Se alguém quiser entender a historiografia brasileira de 1808 até os dias atuais, basta visitar a Hemeroteca Digital Brasileira. Lá encontrará uma coleção de jornais, revistas, anuários, boletins e outras publicações seriadas da coleção da Biblioteca Nacional, que por meio da Lei do Depósito Legal – obrigatoriedade do depósito na Biblioteca Nacional de um exemplar de tudo o que se publica no país – se beneficiou com a aquisição de milhões de páginas de nossa memória impressa.
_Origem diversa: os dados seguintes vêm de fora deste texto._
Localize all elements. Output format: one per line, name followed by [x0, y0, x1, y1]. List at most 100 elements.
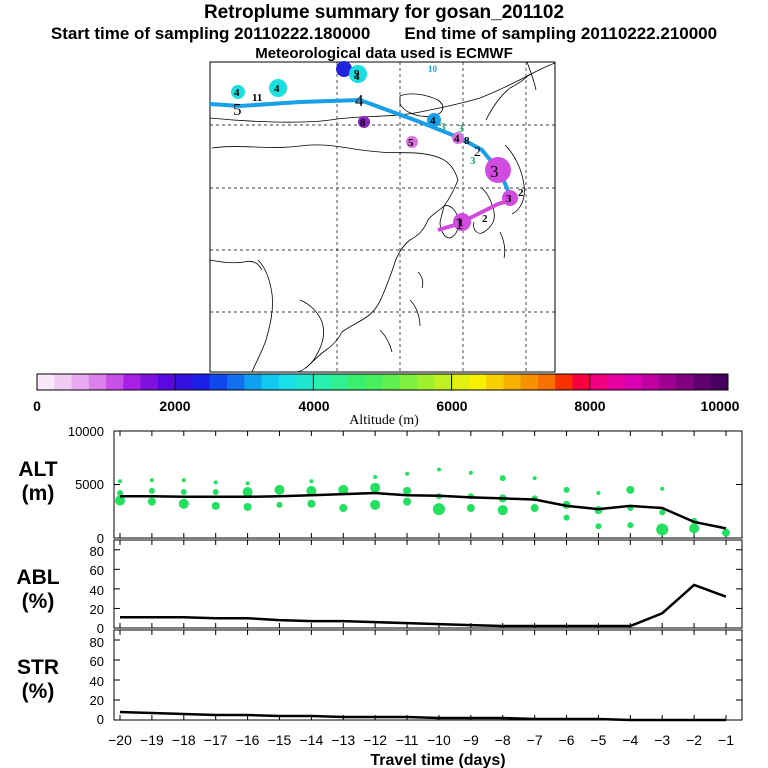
centroid-day-label: 4: [355, 91, 364, 110]
end-time-label: End time of sampling 20110222.210000: [404, 24, 718, 43]
colorbar-cell: [555, 374, 574, 390]
cluster-point: [499, 475, 506, 482]
map-cluster-label: 4: [430, 115, 436, 127]
cluster-point: [307, 499, 316, 508]
cluster-point: [497, 505, 508, 516]
cluster-point: [338, 484, 349, 495]
altitude-colorbar: 0 2000 4000 6000 8000 10000 Altitude (m): [33, 373, 740, 428]
map-cluster-label: 9: [354, 68, 360, 80]
map-cluster-label: 10: [428, 64, 438, 74]
cluster-point: [722, 528, 730, 537]
cluster-point: [659, 509, 666, 516]
colorbar-cell: [537, 374, 556, 390]
x-tick-label: −20: [108, 732, 132, 748]
abl-ytick-label: 40: [90, 583, 104, 598]
cluster-point: [595, 523, 602, 530]
map-gridlines: [210, 62, 555, 372]
met-data-label: Meteorological data used is ECMWF: [255, 45, 513, 62]
colorbar-tick-label: 4000: [298, 398, 329, 414]
colorbar-cell: [157, 374, 176, 390]
alt-ylabel: ALT: [18, 458, 57, 481]
colorbar-tick-label: 6000: [436, 398, 467, 414]
str-panel: STR (%) 0 20 40 60 80 −20 −19 −18 −17 −16 −15…: [17, 629, 743, 768]
cluster-point: [115, 495, 125, 506]
str-ytick-label: 0: [97, 712, 104, 727]
cluster-point: [436, 467, 441, 472]
str-ytick-label: 80: [90, 635, 104, 650]
colorbar-cell: [261, 374, 280, 390]
map-cluster-label: 4: [274, 83, 280, 95]
centroid-day-label: 3: [490, 162, 499, 181]
abl-ylabel: ABL: [16, 566, 59, 589]
colorbar-axis-label: Altitude (m): [349, 413, 419, 428]
trajectory-path-recent: [437, 198, 513, 232]
str-plot-frame: [113, 629, 743, 721]
map-frame: [209, 61, 556, 373]
colorbar-cell: [209, 374, 228, 390]
map-cluster-label: 2: [518, 187, 524, 199]
colorbar-cell: [607, 374, 625, 390]
cluster-circle: [269, 79, 287, 97]
alt-ytick-label: 10000: [68, 424, 104, 439]
cluster-point: [468, 470, 473, 475]
cluster-point: [212, 488, 219, 495]
cluster-point: [243, 502, 252, 511]
x-tick-label: −17: [204, 732, 228, 748]
cluster-point: [274, 484, 285, 495]
cluster-point: [370, 482, 381, 493]
centroid-day-label: 2: [474, 145, 481, 160]
colorbar-cell: [313, 374, 332, 390]
colorbar-cell: [37, 374, 55, 390]
map-cluster-label: 5: [408, 137, 414, 149]
colorbar-cell: [417, 374, 435, 390]
colorbar-cell: [451, 374, 470, 390]
cluster-point: [213, 480, 218, 485]
cluster-point: [245, 481, 250, 486]
cluster-point: [656, 523, 669, 536]
colorbar-cell: [175, 374, 193, 390]
cluster-point: [532, 476, 537, 481]
abl-ytick-label: 80: [90, 544, 104, 559]
cluster-point: [563, 514, 570, 521]
colorbar-cell: [486, 374, 504, 390]
cluster-circle: [406, 136, 418, 148]
map-cluster-label: 3: [440, 121, 446, 133]
str-ytick-label: 60: [90, 654, 104, 669]
cluster-point: [596, 491, 601, 496]
map-cluster-label: 1: [458, 217, 464, 229]
colorbar-cell: [658, 374, 677, 390]
colorbar-cell: [71, 374, 90, 390]
abl-plot-frame: [113, 539, 743, 629]
cluster-point: [118, 479, 122, 484]
cluster-point: [660, 486, 665, 491]
cluster-circle: [231, 85, 245, 99]
map-coastlines: [209, 61, 556, 373]
cluster-point: [306, 485, 317, 496]
start-time-label: Start time of sampling 20110222.180000: [50, 24, 371, 43]
colorbar-cell: [244, 374, 263, 390]
colorbar-cell: [140, 374, 159, 390]
x-tick-label: −2: [686, 732, 702, 748]
colorbar-cell: [382, 374, 401, 390]
colorbar-tick-label: 10000: [701, 398, 740, 414]
cluster-point: [211, 501, 220, 510]
series-line: [120, 583, 727, 628]
cluster-circle: [502, 190, 518, 206]
colorbar-cell: [347, 374, 366, 390]
abl-ytick-label: 60: [90, 563, 104, 578]
abl-panel: ABL (%) 0 20 40 60 80: [16, 539, 743, 636]
series-line: [120, 491, 727, 530]
colorbar-cell: [399, 374, 418, 390]
x-tick-label: −10: [427, 732, 451, 748]
colorbar-cell: [106, 374, 124, 390]
cluster-point: [466, 504, 475, 513]
colorbar-cell: [54, 374, 73, 390]
map-cluster-label: 2: [482, 213, 488, 225]
cluster-point: [148, 487, 155, 494]
cluster-circle: [349, 65, 367, 83]
str-ylabel-unit: (%): [22, 680, 55, 703]
map-cluster-label: 3: [470, 155, 476, 167]
x-tick-label: −8: [495, 732, 511, 748]
colorbar-cell: [624, 374, 643, 390]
Considerada a mais antiga e completa do país, a Hemeroteca Digital Brasileira, a partir de 2011, com apoio da Financiadora de Estudos e Projetos (Finep), começou a digitalizar e disponibilizar dez milhões de páginas de periódicos brasileiros, que estão em domínio público. E, por meio do Plano Nacional de Microfilmagem de Periódicos Brasileiros (Plano), começou a localização, reunião, organização, recuperação e preservação do acervo de outras instituições brasileiras.

Fazem parte da coleção jornais raros, extintos e correntes como o Correio da Manhã (1901) – um dos mais importantes da história da imprensa brasileira e o jornal extinto mais consultado na Biblioteca Nacional -, O Paiz (1860), Gazeta de Notícias (1875), Gazeta do Rio de Janeiro (1808) e Correio Braziliense (1808).

O acervo inclui, ainda, uma coleção, de 1907 a 1945, da revista Fon-Fon, “um semanário alegre, político, crítico e esfusiante” (com grafia da época), segundo a própria publicação.

Do século XX, há revistas como Careta, O Malho, Revista da Semana, Klaxon (revista sobre arte, criada depois da Semana de Arte Moderna, realizada em 1922, pelos participantes do Movimento Modernista), entre outras.

Assim como jornais que marcaram a história da imprensa no Brasil como A Noite, Correio Paulistano, A Manhã e Última Hora também podem ser consultados.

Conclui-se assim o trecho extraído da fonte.